Relics of a technological past were on show in Civic on Thursday as Canberrans were asked to bring in old mobile phones for recycling.
The National Recycling Week initiative was to raise awareness about recycling common household objects and organisers' hoped to set a world record for the most phones recycled in one go.
There wasn't a previous world record, so that would not be difficult to achieve, but the more important achievement was to set a benchmark that other communities could challenge for the envrionment's benefit.
Minister for Climate Change and Sustainability Shane Rattenbury said it was a fun opportunity to send home the message of the importance of recycling.
"Everyone's gone through a few mobile phones over the years as the models get updated or the screens get smashed, so rather than just wasting the phone they can be reused," Mr Rattenbury said.
He said mobile phones include precious metals and useful materials such as gold, silver, copper, glass and aluminium which can be extracted and reused in other electronics.

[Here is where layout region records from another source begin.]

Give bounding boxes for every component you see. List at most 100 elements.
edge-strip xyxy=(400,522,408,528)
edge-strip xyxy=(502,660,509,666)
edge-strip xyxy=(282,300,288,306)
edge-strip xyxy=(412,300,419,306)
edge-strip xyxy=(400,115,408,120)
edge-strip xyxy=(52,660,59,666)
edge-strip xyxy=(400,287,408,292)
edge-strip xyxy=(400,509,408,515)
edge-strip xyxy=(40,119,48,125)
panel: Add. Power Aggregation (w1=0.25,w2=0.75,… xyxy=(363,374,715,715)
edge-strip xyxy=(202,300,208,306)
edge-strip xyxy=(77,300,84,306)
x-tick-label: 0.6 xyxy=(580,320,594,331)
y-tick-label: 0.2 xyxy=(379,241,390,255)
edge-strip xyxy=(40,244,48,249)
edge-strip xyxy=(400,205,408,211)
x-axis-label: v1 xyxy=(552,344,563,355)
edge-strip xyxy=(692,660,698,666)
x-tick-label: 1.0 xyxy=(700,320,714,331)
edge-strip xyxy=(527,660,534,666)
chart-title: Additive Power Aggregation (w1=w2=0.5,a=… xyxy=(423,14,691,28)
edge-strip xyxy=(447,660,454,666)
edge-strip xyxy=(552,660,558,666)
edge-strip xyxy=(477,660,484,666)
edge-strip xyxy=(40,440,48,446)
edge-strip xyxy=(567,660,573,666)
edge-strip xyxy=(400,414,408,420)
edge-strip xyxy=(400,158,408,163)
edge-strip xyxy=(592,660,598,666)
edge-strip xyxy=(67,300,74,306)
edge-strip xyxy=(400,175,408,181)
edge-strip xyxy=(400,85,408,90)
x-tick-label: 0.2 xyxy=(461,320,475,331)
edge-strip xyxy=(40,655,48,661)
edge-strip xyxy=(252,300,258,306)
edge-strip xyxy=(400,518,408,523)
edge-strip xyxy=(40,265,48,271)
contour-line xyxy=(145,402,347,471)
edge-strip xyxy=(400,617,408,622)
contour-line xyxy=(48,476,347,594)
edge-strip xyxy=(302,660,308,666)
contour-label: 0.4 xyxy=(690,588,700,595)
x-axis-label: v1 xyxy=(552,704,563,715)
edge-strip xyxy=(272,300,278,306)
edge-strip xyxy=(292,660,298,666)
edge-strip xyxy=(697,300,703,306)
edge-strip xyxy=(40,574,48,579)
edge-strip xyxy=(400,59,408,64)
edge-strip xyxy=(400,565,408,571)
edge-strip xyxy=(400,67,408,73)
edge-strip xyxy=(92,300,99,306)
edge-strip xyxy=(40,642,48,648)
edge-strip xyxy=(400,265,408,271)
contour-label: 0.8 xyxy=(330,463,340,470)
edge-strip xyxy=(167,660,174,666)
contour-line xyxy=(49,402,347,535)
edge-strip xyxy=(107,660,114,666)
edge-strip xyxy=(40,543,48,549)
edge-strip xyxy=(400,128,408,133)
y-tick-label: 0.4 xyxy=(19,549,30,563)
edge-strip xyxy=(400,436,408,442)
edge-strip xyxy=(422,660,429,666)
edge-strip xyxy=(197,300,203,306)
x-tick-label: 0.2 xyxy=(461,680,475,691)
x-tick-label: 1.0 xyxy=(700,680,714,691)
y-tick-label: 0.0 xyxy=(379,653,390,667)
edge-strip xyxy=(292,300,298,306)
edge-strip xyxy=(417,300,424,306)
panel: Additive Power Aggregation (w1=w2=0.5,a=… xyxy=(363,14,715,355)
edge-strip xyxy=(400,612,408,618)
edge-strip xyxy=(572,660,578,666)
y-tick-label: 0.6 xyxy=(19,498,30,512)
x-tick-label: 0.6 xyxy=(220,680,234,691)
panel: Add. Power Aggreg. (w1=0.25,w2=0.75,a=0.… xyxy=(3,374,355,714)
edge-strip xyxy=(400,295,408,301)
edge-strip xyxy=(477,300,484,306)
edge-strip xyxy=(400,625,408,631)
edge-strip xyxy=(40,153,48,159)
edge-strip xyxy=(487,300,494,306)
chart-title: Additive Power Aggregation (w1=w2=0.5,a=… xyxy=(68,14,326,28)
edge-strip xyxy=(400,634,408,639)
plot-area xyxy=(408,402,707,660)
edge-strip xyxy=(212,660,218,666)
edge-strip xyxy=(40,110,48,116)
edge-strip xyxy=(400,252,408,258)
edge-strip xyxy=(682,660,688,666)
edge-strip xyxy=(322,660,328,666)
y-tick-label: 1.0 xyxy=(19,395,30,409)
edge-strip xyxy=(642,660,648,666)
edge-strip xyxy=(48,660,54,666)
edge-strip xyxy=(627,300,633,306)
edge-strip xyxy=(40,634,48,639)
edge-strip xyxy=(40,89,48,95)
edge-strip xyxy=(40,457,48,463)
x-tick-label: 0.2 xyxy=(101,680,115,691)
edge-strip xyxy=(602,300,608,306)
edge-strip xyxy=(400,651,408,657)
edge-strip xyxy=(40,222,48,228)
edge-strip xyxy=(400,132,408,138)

By lunch time the team at City Walk had collected 214 phones and expected plenty more throughout the afternoon.
Mobile phone accessories such as charges, cases, ear pieces, car kits and batteries were also being accepted.
The Environment Directorate's senior director of sustainability programs, Ros Malouf, said it had been fun watching the children and some younger staff members inspect the old "brick" phones fished out of people's junk drawers.
"We're not sure whether people realise [mobile phones] can be recycled considering the age of some of the phones we're getting in here, they've been in that drawer for a fair while," Ms Malouf said.
"We want to raise awareness that you don't just have to recycle every fortnight at home you can actually think outside the box and recycle things you use."
Ten-year-old Samuel Malouf was part of the contingent from ACT schools taking part in the initiative.
He was amazed by the phones that looked "centuries" old and said he and fellow students had reached out to family members to source as many old phones as possible.
"If you just throw them out they'll go to landfill and just become waste," Samuel said.
Mr Rattenbury said schools and young people were extremely committed to sustainability and trying new recycling ideas.
He said the most sustainable thing people could do would be to hold onto phones for as long as possible instead of upgrading with every new model.
"I've managed to keep a number of mine for five or six years," Mr Rattenbury said.
"But when you do get a new one make sure you get the old one recycled."
Mr Rattenbury said the ACT community was committed to sustainability and to protecting the environment from issues such as climate change.
"I'm really inspired that our community understands these things need to be done and it means that government can take strong leadership," he said.
"They frankly expect us to do it and I find that really inspiring to know the community's with us on these important initiatives."
Ms Malouf said the government would be launching a reusable coffee cup scheme in early December.
The phone drop is open until 8pm at City Walk, near the fountain.
People are encouraged to get to the city with an old mobile phone and be part of the world record attempt.